I know that officers are not truly uniquely identified and that we might have the same entity in real life being linked to different appointments_id.
Preamble to the questions is:
we query the API with a certain appointment_link containing an officer_id, say:
Let's store this json object in a variable called
r["name"] is COMWOOD SECRETARIAL LIMITED.
r["items"] contains all the actual appointments of COMWOOD SECRETARIAL LIMITED,
The list of
r["items"]["address"] in the object
r are not unique - which can be very normal as same entity can register at different addresses.
My questions are:
1) Just to confirm, even if the same entity has different addresses, since it is linked to the same officer_id, all appointments contained in
r["items"] are relating to the same officer (officer_id), right?

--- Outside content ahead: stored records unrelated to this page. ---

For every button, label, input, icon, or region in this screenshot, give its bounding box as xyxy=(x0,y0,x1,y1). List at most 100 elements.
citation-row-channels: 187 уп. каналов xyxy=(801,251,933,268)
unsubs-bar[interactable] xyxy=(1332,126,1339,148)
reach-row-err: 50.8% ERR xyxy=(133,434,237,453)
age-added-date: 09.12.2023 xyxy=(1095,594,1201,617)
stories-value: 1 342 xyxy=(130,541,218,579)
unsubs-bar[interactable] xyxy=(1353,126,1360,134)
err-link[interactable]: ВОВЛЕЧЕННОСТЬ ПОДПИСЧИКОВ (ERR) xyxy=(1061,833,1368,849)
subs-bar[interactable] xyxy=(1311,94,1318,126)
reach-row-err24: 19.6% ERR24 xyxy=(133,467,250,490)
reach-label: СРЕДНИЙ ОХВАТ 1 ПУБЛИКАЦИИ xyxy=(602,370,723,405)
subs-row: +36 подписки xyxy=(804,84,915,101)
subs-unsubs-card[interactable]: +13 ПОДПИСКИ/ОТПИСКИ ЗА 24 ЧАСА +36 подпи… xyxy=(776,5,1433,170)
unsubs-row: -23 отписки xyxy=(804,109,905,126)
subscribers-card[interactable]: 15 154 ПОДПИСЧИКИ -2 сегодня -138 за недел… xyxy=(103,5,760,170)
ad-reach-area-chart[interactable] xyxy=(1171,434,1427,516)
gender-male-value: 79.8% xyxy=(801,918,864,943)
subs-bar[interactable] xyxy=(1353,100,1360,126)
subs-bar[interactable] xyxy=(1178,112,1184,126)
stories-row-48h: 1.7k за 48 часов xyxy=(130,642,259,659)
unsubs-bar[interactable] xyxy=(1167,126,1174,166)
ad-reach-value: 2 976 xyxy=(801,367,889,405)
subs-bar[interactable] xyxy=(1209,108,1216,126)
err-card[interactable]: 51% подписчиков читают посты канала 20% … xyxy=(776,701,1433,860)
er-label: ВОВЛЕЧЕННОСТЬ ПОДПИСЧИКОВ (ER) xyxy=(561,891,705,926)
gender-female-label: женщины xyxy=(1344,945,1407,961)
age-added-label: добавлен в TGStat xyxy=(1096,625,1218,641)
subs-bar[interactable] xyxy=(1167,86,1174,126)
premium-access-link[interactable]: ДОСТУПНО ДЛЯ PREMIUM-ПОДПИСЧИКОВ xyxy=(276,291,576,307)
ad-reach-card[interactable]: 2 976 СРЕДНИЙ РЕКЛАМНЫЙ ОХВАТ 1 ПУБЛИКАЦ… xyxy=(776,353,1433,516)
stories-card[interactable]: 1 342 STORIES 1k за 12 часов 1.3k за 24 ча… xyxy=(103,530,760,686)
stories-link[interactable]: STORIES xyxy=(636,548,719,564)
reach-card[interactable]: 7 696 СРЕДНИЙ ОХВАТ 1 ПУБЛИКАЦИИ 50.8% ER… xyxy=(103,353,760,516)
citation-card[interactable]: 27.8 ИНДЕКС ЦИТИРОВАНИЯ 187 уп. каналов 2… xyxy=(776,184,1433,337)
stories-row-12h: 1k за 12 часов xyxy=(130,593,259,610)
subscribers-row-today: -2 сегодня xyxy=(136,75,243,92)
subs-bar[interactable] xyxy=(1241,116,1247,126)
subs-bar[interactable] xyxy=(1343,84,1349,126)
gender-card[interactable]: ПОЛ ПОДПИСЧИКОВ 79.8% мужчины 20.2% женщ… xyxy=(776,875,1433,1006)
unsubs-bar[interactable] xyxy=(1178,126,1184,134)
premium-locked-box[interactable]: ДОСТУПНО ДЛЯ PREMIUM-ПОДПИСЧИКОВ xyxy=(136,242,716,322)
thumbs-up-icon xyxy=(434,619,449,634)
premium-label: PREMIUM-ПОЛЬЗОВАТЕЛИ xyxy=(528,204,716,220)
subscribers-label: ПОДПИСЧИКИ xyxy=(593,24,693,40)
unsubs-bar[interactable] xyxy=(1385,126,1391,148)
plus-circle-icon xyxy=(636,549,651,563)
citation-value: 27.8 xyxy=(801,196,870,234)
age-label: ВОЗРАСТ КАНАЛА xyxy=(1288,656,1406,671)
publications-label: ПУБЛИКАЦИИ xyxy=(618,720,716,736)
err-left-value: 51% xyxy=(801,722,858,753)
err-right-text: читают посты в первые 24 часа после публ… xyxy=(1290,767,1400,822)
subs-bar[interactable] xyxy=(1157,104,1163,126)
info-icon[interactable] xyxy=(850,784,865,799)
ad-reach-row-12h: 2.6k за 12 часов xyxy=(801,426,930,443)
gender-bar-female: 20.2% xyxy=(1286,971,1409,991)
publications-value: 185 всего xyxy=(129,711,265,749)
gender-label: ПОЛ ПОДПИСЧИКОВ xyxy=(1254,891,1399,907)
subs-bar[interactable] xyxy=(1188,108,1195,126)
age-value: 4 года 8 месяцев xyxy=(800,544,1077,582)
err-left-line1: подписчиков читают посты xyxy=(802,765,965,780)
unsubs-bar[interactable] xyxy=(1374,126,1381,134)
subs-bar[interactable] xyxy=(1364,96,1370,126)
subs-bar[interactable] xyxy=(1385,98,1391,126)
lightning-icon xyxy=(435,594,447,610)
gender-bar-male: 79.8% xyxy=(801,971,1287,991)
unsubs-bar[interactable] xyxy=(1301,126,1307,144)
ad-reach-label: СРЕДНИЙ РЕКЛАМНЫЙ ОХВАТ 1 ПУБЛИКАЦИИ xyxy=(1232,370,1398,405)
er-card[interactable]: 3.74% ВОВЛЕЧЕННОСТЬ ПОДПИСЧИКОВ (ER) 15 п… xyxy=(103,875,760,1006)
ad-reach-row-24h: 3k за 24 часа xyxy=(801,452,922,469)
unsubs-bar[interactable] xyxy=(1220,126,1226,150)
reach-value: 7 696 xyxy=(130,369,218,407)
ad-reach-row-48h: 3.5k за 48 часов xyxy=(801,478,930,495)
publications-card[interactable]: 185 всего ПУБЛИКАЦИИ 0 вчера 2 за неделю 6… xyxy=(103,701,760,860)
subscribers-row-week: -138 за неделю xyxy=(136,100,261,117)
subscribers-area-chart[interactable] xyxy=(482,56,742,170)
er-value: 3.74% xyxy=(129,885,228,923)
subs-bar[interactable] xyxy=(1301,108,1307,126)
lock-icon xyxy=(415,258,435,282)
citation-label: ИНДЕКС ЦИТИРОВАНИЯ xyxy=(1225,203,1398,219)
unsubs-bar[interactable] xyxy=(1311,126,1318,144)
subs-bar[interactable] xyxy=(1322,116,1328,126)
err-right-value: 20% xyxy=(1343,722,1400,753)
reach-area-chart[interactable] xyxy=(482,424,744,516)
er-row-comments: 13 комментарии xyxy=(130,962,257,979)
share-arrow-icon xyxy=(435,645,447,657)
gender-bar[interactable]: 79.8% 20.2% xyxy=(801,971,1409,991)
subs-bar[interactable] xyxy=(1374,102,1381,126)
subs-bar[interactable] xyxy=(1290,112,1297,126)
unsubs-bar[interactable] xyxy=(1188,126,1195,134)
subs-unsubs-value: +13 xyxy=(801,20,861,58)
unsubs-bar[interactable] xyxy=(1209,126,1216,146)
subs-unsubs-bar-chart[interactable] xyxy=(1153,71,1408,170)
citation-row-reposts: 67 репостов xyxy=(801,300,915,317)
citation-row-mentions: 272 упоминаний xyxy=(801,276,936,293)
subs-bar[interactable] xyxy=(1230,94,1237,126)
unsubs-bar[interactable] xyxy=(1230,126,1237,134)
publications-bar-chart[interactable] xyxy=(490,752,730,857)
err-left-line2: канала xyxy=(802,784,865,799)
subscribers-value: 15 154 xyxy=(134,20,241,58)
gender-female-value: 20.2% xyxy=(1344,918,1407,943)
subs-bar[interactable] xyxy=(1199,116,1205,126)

2) In the case where we have a set built by querying the API with 1000 appointment_links, if 1) is true, then we could apply the following logic¹:
if officer_id is not the same
and name is the same
and address² is the same
overwrite officer_id with the officer_id of the first record where this logic returns true
to have some sort of de duplication, with the caveat that of course, 2 officers with the exact same name could be registered at the exact same address - which is a false positive which I am willing to accept.
¹ this would be done in a simple SQL update statement.
² address would be the merged
r["items"]["address"] dictionary in one string.